Колвин наморщил лоб:
— Ты думаешь, мне стоит поговорить с ними?
— Попытайся. Но это все равно что передавать сообщения морзянкой дикарям. Ты молод, образован, а самое скверное — веришь в терапию, ориентированную на внутренний мир человека. Эти люди уже на восьмом десятке, застряли в католицизме времен Пия I; они из генерации, в которой даже образованные люди считают, что задаваться какими бы то ни было вопросами — значит подрывать жизненно важные устои. Это все равно что Моцарту договариваться с Чингисханом выпить за компанию.
Колвин встал и распахнул окно. Сверкавшая под весенним солнцем булыжная мостовая казалась россыпью монет новейшей чеканки; покрытая листвой ветка дуба, тянувшаяся к окну, качалась, волнуемая порывистым бризом. Колвин зачарованно глядел на улицу.
— Этот город — великолепное место для мальчишек. Я не перестаю любить его, особенно в такие вот дни.
— Но не для Карло. У него не тот образ жизни.
Колвин кивнул:
— Дело в том, что он очень способный мальчик. И вместе с тем очень восприимчивый. При такой убогости впечатлений он способен что-то освоить, не лишен чувства юмора.
— Да, я это почувствовал. Даже за то короткое время, что мы были вместе. Я заметил в нем иронию, она спасает его.
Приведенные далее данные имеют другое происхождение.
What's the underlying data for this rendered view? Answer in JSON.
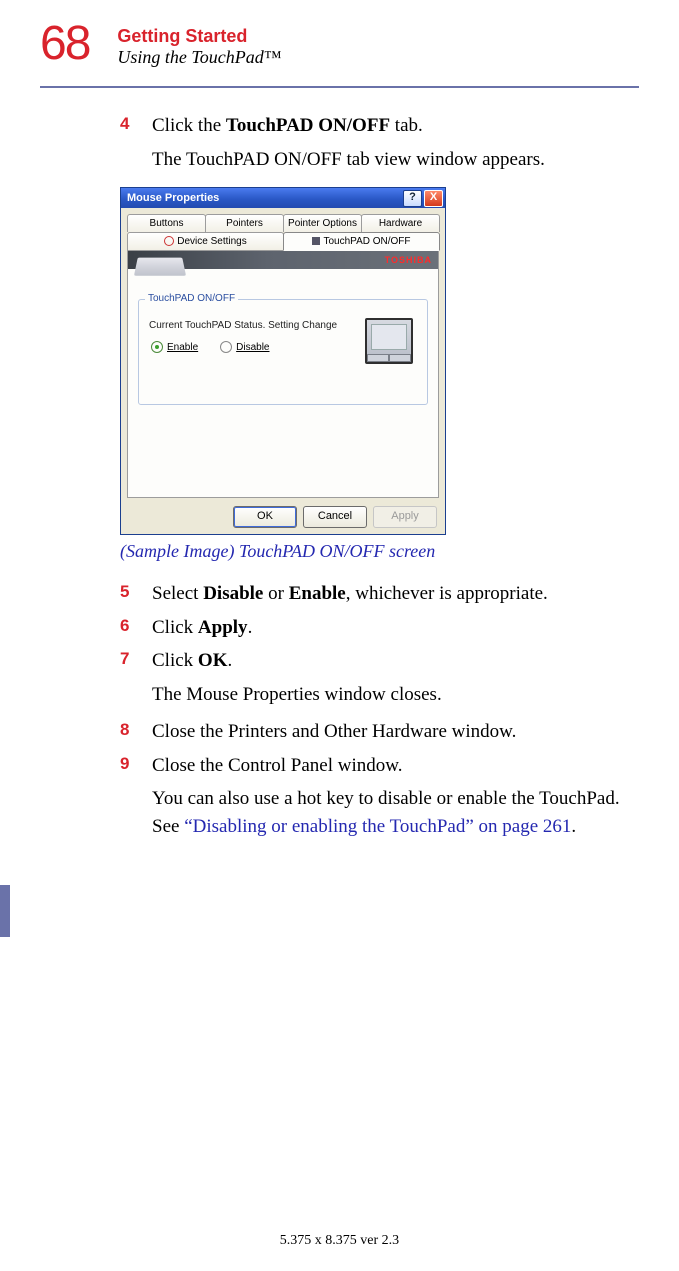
{
  "header": {
    "page_number": "68",
    "chapter": "Getting Started",
    "section": "Using the TouchPad™"
  },
  "dialog": {
    "title": "Mouse Properties",
    "help_btn": "?",
    "close_btn": "X",
    "tabs_row1": [
      "Buttons",
      "Pointers",
      "Pointer Options",
      "Hardware"
    ],
    "tabs_row2": [
      "Device Settings",
      "TouchPAD ON/OFF"
    ],
    "active_tab": "TouchPAD ON/OFF",
    "brand": "TOSHIBA",
    "group_title": "TouchPAD ON/OFF",
    "status_text": "Current TouchPAD Status. Setting Change",
    "radio_enable": "Enable",
    "radio_disable": "Disable",
    "btn_ok": "OK",
    "btn_cancel": "Cancel",
    "btn_apply": "Apply"
  },
  "caption": "(Sample Image) TouchPAD ON/OFF screen",
  "steps": {
    "s4": {
      "num": "4",
      "pre": "Click the ",
      "bold": "TouchPAD ON/OFF",
      "post": " tab."
    },
    "s4_follow": "The TouchPAD ON/OFF tab view window appears.",
    "s5": {
      "num": "5",
      "pre": "Select ",
      "b1": "Disable",
      "mid": " or ",
      "b2": "Enable",
      "post": ", whichever is appropriate."
    },
    "s6": {
      "num": "6",
      "pre": "Click ",
      "bold": "Apply",
      "post": "."
    },
    "s7": {
      "num": "7",
      "pre": "Click ",
      "bold": "OK",
      "post": "."
    },
    "s7_follow": "The Mouse Properties window closes.",
    "s8": {
      "num": "8",
      "text": "Close the Printers and Other Hardware window."
    },
    "s9": {
      "num": "9",
      "text": "Close the Control Panel window."
    },
    "s9_follow_pre": "You can also use a hot key to disable or enable the TouchPad. See ",
    "s9_link": "“Disabling or enabling the TouchPad” on page 261",
    "s9_follow_post": "."
  },
  "footer": "5.375 x 8.375 ver 2.3"
}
Но не Карелли же наделили его этим.
— А как он с тобой?
Пэйджит задумался:
— Эмоций не выказывает — уверен, он со всеми так. И с каждым моим приездом, как мне кажется, все меньше радуется мне. Еще он не любит, когда к нему прикасаются, я даже не могу его толком обнять. Это немного обидно.
— Все, что ты, Крис, говоришь, очень важно. — Колвин помедлил. — А что его мать?